As we discussed in a previous article, EMV is here whether or not retailers are prepared for the change. While EMV will reduce credit card present fraud, it’s expected to result in double the amount of card-not-present (CNP) losses by 2018. By making card-present fraud more difficult to get away with, fraudsters will move to online and mobile channels. We’re already seeing extreme increases in online fraud (163%) as early as quarter 3 of 2015.
The consequences of fraud aren’t just monetary. The changing fraud landscape in the wake of EMV migration has the potential to affect different aspects of e-commerce and m-commerce. There are several possible reactions to EMV and the possible increase in CNP fraud on both customer and retailer sides.
For retailers, a possible outcome is increased fear of CNP payment avenues. It can be tempting to look at the expected fraud losses and cower. Unfortunately, fear can drive businesses to increase user friction. This results in customers supplying more information and completing additional authentication steps like security questions or credit card CVV verification. It also might result in choosing fraud detection methods that are more rigid and allow less “good” customers through in order to keep more bad guys out.
On the customer end, a mixed response to EMV chip cards might drive customers to explore simple, innovative payment options like one-click payments through mobile devices like tablets or smartphones. This means customers will be looking for easy, frictionless mobile payments, while retailers are ramping up authentication methods in an effort to deter fraud.
Luckily, the two don’t have to be exclusive. While increased functionality with decreased user friction is traditionally achieved at the expense of fraud security, there is new technology like behavioral biometrics able to circumvent this problem.
Increased Use of Mobile Payments
EMV chip card implementation in the United States hasn’t exactly been a smooth transition. Many retailers (around 60%) are behind upgrading to chip card readers. The mix between chip card readers and magnetic stripe readers can leave customers confused as to which method to use when it’s time to check out.
Customers have to adapt to a new card checkout behavior involving inserting the chip card into a reader. This action is aptly called the “dip.” Some people are complaining of longer checkout times with the dip. The act of verifying a card with a chip reader can take up to 20 seconds. While this doesn’t sound like a lot of time, it is for the modern customer who wants a quick, seamless shopping experience. This has people missing the old, swipe and sign card method.
In response to increased checkout time and chip card woes, experts are predicting mobile payment like Apple Pay and Android Pay will surge. There are also different in-app options like with Amazon and Uber. These technologies represent the next generation of payments, where every customer holds a virtual wallet in his or her mobile device and has the ability to pay for anything with the touch of a screen.
An increase in mobile payments will definitely affect the fraud landscape. As more and more users switch to mobile, they will create a bigger target for fraudsters. The potential for increased mobile fraud will change how retailers approach fraud prevention.
Increased Friction & False Positives
With more mobile customers on the horizon and increased losses from mobile fraud, retailers face a tough situation.

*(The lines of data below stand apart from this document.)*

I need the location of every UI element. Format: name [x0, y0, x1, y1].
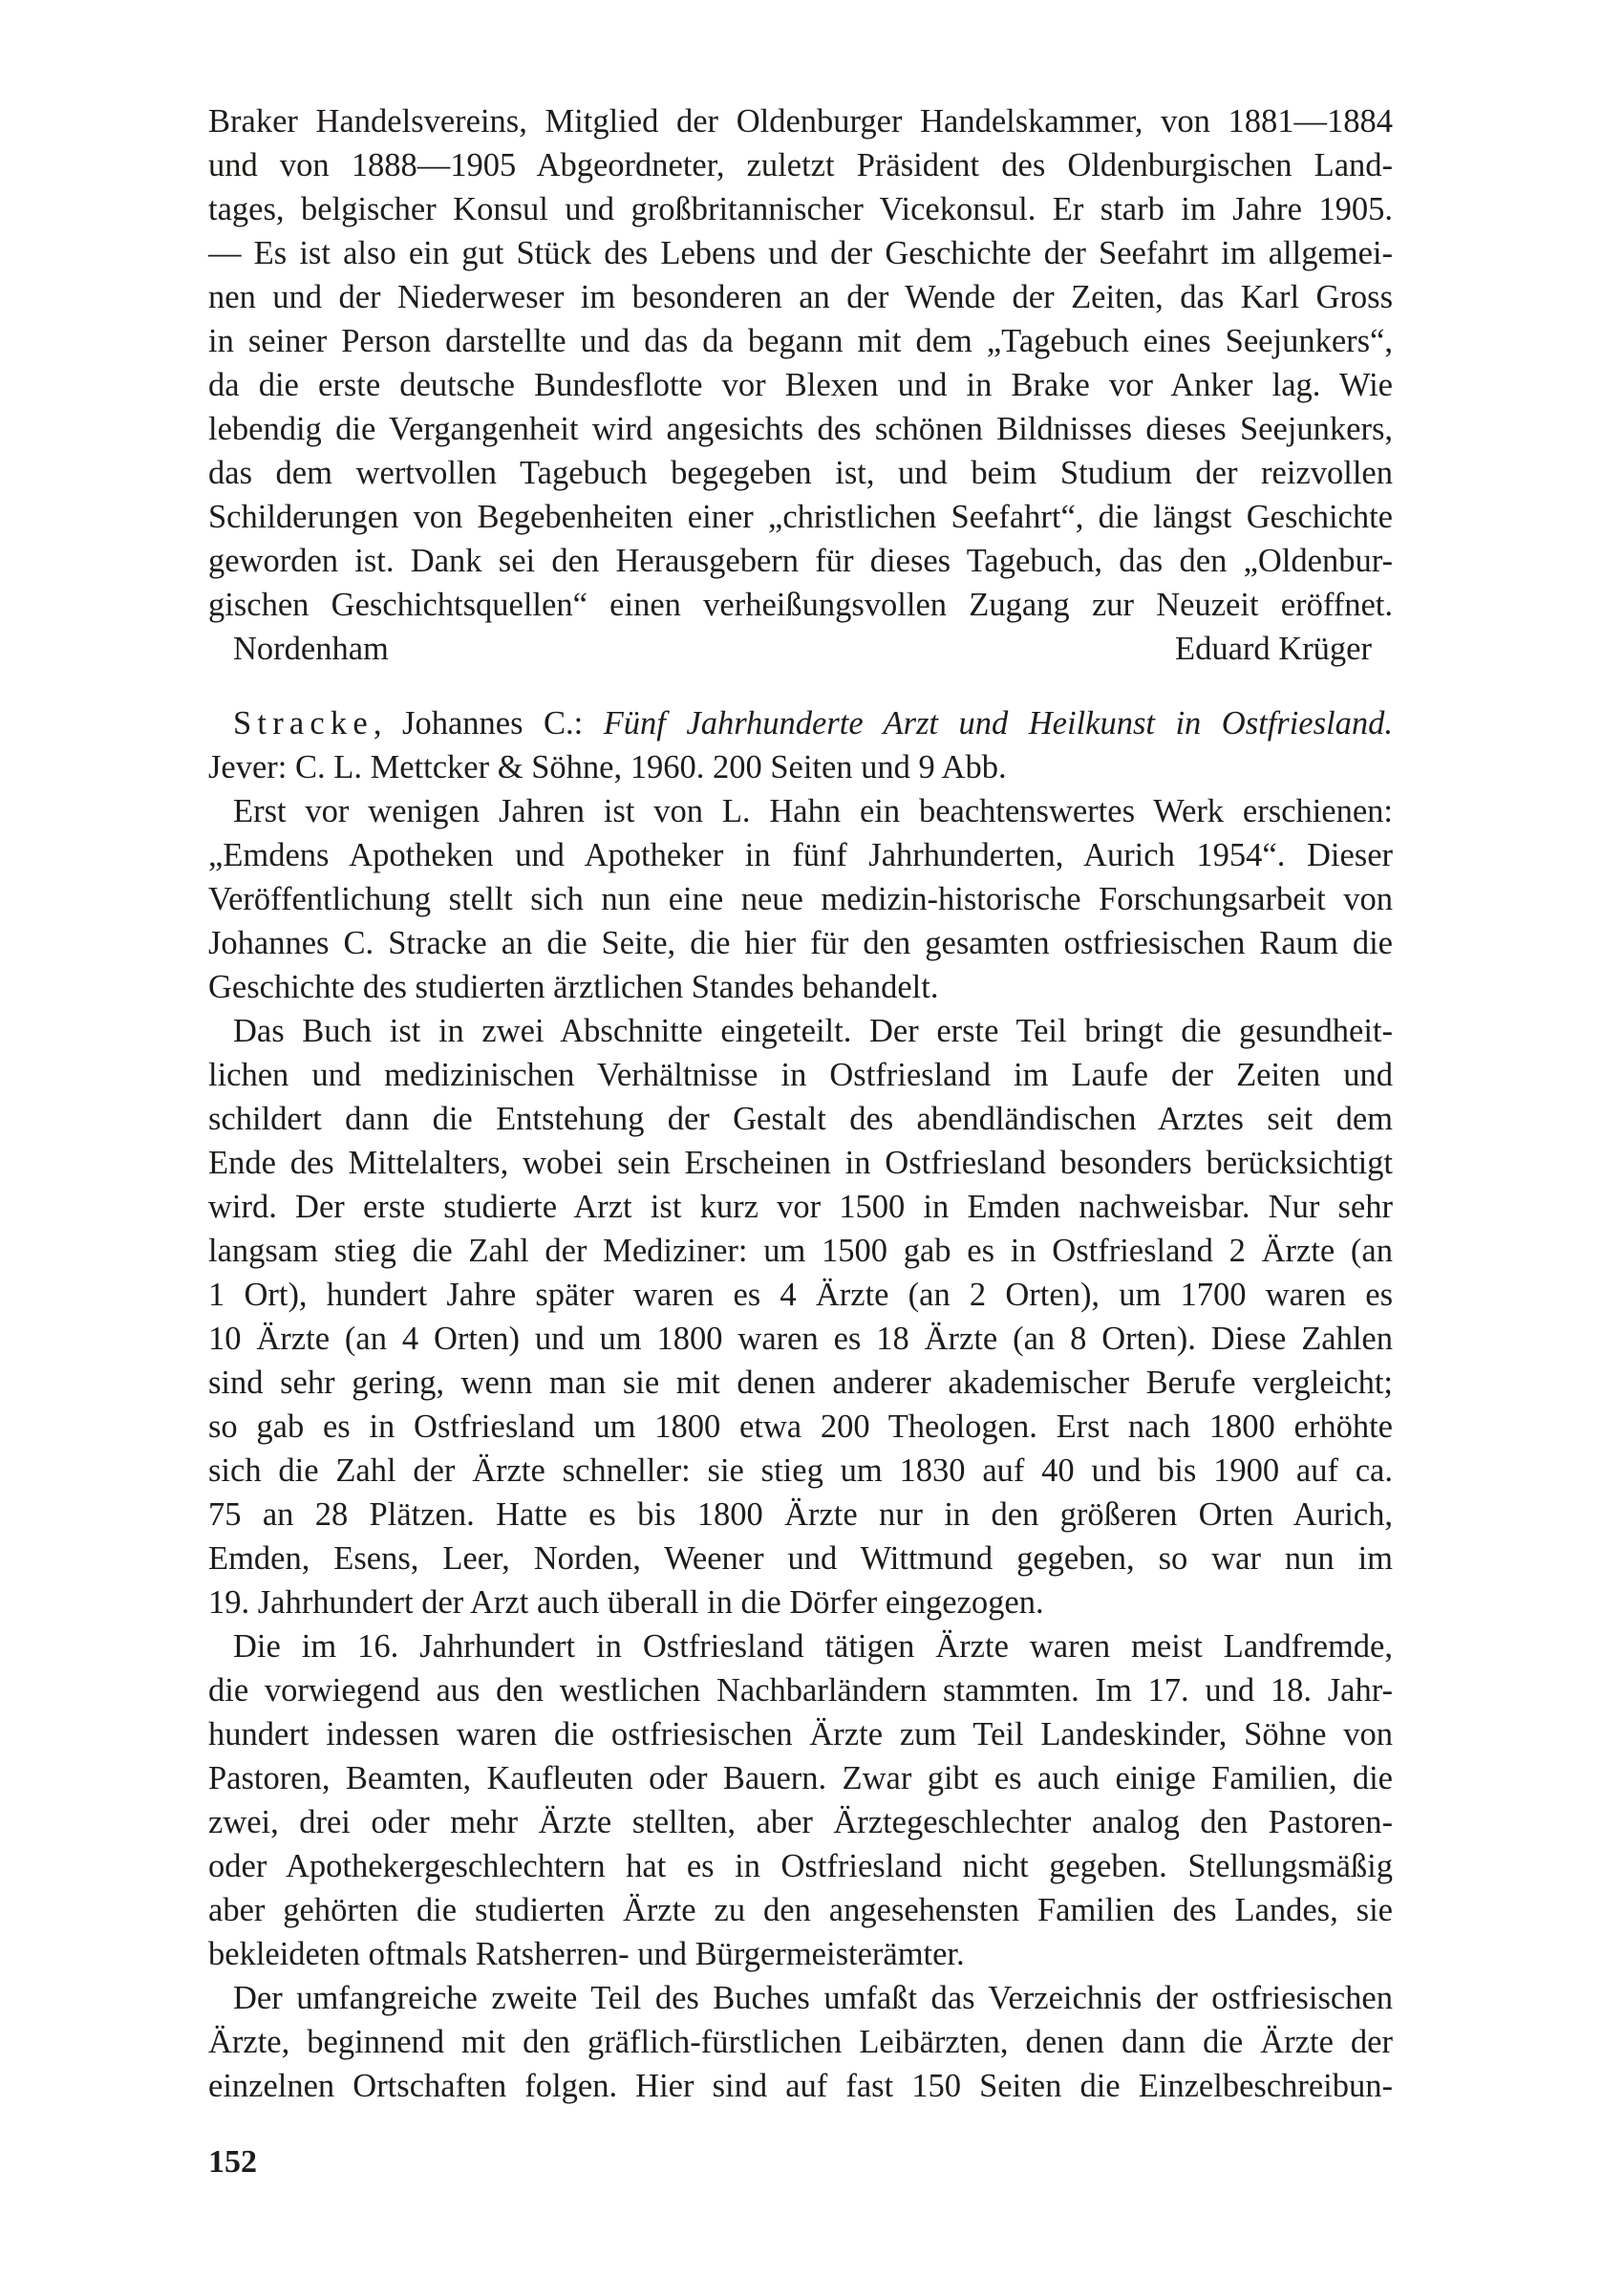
text-line: langsam stieg die Zahl der Mediziner: um 1500 gab es in Ostfriesland 2 Ärzte (an [208, 1233, 1393, 1269]
text-line: so gab es in Ostfriesland um 1800 etwa 200 Theologen. Erst nach 1800 erhöhte [208, 1408, 1393, 1445]
text-line: Johannes C. Stracke an die Seite, die hier für den gesamten ostfriesischen Raum die [208, 925, 1393, 961]
text-line: 1 Ort), hundert Jahre später waren es 4 Ärzte (an 2 Orten), um 1700 waren es [208, 1277, 1393, 1313]
text-line: oder Apothekergeschlechtern hat es in Ostfriesland nicht gegeben. Stellungsmäßig [208, 1848, 1393, 1884]
page-number: 152 [208, 2144, 257, 2180]
review-signature [208, 627, 1393, 671]
text-line: in seiner Person darstellte und das da begann mit dem „Tagebuch eines Seejunkers“, [208, 323, 1393, 359]
text-line: wird. Der erste studierte Arzt ist kurz vor 1500 in Emden nachweisbar. Nur sehr [208, 1189, 1393, 1225]
paragraph [208, 1624, 1393, 1976]
section-gap [208, 671, 1393, 701]
text-line: und von 1888—1905 Abgeordneter, zuletzt Präsident des Oldenburgischen Land- [208, 147, 1393, 183]
text-line: Schilderungen von Begebenheiten einer „christlichen Seefahrt“, die längst Geschichte [208, 499, 1393, 535]
book-imprint: Jever: C. L. Mettcker & Söhne, 1960. 200 Seiten und 9 Abb. [208, 749, 1007, 785]
bibliographic-heading [208, 701, 1393, 745]
text-line: Pastoren, Beamten, Kaufleuten oder Bauern. Zwar gibt es auch einige Familien, die [208, 1760, 1393, 1796]
text-line: schildert dann die Entstehung der Gestalt des abendländischen Arztes seit dem [208, 1101, 1393, 1137]
text-line: da die erste deutsche Bundesflotte vor Blexen und in Brake vor Anker lag. Wie [208, 367, 1393, 403]
book-title: Fünf Jahrhunderte Arzt und Heilkunst in Ostfriesland. [603, 705, 1394, 742]
text-line: Emden, Esens, Leer, Norden, Weener und Wittmund gegeben, so war nun im [208, 1540, 1393, 1577]
signature-reviewer: Eduard Krüger [1175, 631, 1372, 667]
text-line: gischen Geschichtsquellen“ einen verheißungsvollen Zugang zur Neuzeit eröffnet. [208, 587, 1393, 623]
paragraph [208, 1009, 1393, 1624]
text-line: hundert indessen waren die ostfriesischen Ärzte zum Teil Landeskinder, Söhne von [208, 1716, 1393, 1752]
text-line: „Emdens Apotheken und Apotheker in fünf Jahrhunderten, Aurich 1954“. Dieser [208, 837, 1393, 873]
text-line: — Es ist also ein gut Stück des Lebens und der Geschichte der Seefahrt im allgemei- [208, 235, 1393, 271]
text-line: sich die Zahl der Ärzte schneller: sie stieg um 1830 auf 40 und bis 1900 auf ca. [208, 1452, 1393, 1489]
text-line: die vorwiegend aus den westlichen Nachbarländern stammten. Im 17. und 18. Jahr- [208, 1672, 1393, 1709]
paragraph [208, 789, 1393, 1009]
text-line: tages, belgischer Konsul und großbritannischer Vicekonsul. Er starb im Jahre 1905. [208, 191, 1393, 227]
review-continuation [208, 99, 1393, 671]
text-line: geworden ist. Dank sei den Herausgebern für dieses Tagebuch, das den „Oldenbur- [208, 543, 1393, 579]
text-line: sind sehr gering, wenn man sie mit denen anderer akademischer Berufe vergleicht; [208, 1365, 1393, 1401]
text-line: nen und der Niederweser im besonderen an der Wende der Zeiten, das Karl Gross [208, 279, 1393, 315]
text-line: 75 an 28 Plätzen. Hatte es bis 1800 Ärzte nur in den größeren Orten Aurich, [208, 1496, 1393, 1533]
signature-place: Nordenham [233, 631, 389, 667]
text-line: das dem wertvollen Tagebuch begegeben ist, und beim Studium der reizvollen [208, 455, 1393, 491]
text-line: Erst vor wenigen Jahren ist von L. Hahn ein beachtenswertes Werk erschienen: [233, 793, 1393, 829]
review-stracke [208, 701, 1393, 2108]
text-line: Ende des Mittelalters, wobei sein Erscheinen in Ostfriesland besonders berücksichtigt [208, 1145, 1393, 1181]
text-line: Braker Handelsvereins, Mitglied der Oldenburger Handelskammer, von 1881—1884 [208, 103, 1393, 140]
text-line: Das Buch ist in zwei Abschnitte eingeteilt. Der erste Teil bringt die gesundheit- [233, 1013, 1393, 1049]
text-line: Veröffentlichung stellt sich nun eine neue medizin-historische Forschungsarbeit von [208, 881, 1393, 917]
author-given-name: , Johannes C.: [373, 705, 604, 742]
text-line: zwei, drei oder mehr Ärzte stellten, aber Ärztegeschlechter analog den Pastoren- [208, 1804, 1393, 1840]
author-surname: Stracke [233, 705, 374, 742]
text-line: einzelnen Ortschaften folgen. Hier sind auf fast 150 Seiten die Einzelbeschreibun- [208, 2068, 1393, 2104]
text-line: Geschichte des studierten ärztlichen Standes behandelt. [208, 969, 939, 1005]
page-body [208, 99, 1393, 2108]
text-line: bekleideten oftmals Ratsherren- und Bürgermeisterämter. [208, 1936, 965, 1972]
text-line: 10 Ärzte (an 4 Orten) und um 1800 waren es 18 Ärzte (an 8 Orten). Diese Zahlen [208, 1321, 1393, 1357]
text-line: lichen und medizinischen Verhältnisse in Ostfriesland im Laufe der Zeiten und [208, 1057, 1393, 1093]
text-line: Der umfangreiche zweite Teil des Buches umfaßt das Verzeichnis der ostfriesischen [233, 1980, 1393, 2016]
text-line: lebendig die Vergangenheit wird angesichts des schönen Bildnisses dieses Seejunkers, [208, 411, 1393, 447]
paragraph [208, 1976, 1393, 2108]
text-line: 19. Jahrhundert der Arzt auch überall in die Dörfer eingezogen. [208, 1584, 1044, 1621]
text-line: aber gehörten die studierten Ärzte zu den angesehensten Familien des Landes, sie [208, 1892, 1393, 1928]
text-line: Ärzte, beginnend mit den gräflich-fürstlichen Leibärzten, denen dann die Ärzte der [208, 2024, 1393, 2060]
text-line: Die im 16. Jahrhundert in Ostfriesland tätigen Ärzte waren meist Landfremde, [233, 1628, 1393, 1665]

They need to satisfy mobile users while reducing fraud losses, but the two often feel exclusive.
In the face of increased fraud losses, companies may add additional authentication methods for mobile payments. These security checks could include typing a code emailed or texted to a customer, signature verification, or credit card CVV verification. The downside to more authentication measures is increased checkout time. This frustrates customers. For many users, more typing and checkout delays are enough to result in abandoned carts. This spells bad news for business profits.
The looming danger of CNP fraud could also mean more manual reviews for transactions or stricter transaction risk rating. More manual reviews means higher costs to train and maintain personnel, in addition to higher false positive rates. For example, where businesses might have approved transactions with a lower risk score in the past, they might switch to manual reviews and train employees to disapprove these transactions. This can deny shoppers who aren’t fraudsters and are just trying to make a purchase. After one denied transaction, many customers never return to a business.
A Better Response
In response to post-EMV migration woes, retailers can implement technology like mobile behavioral biometrics. This uses something inherent in a user (behavior) to tell a good user from a bad one. This results in little friction when used as an authentication method because shoppers aren’t hassled with typing in passwords or even verifying a static biometric such as a fingerprint.
Behavioral biometrics are perfect for strengthening fraud security in the inevitable world of mobile payments. Because behaviors like swipe pattern and finger pressure can’t be stolen like a fingerprint, this method is extremely secure. It’s also affordable and easy to implement for all types of businesses, even small ones. When used to detect fraud, behavioral biometrics results in a lower false positive rate. This equals more happy customers.
In conclusion, the response to increased CNP fraud doesn’t have to be increasing user friction and false positives. It can mean implementing innovative fraud prevention and detection methods like behavioral biometrics.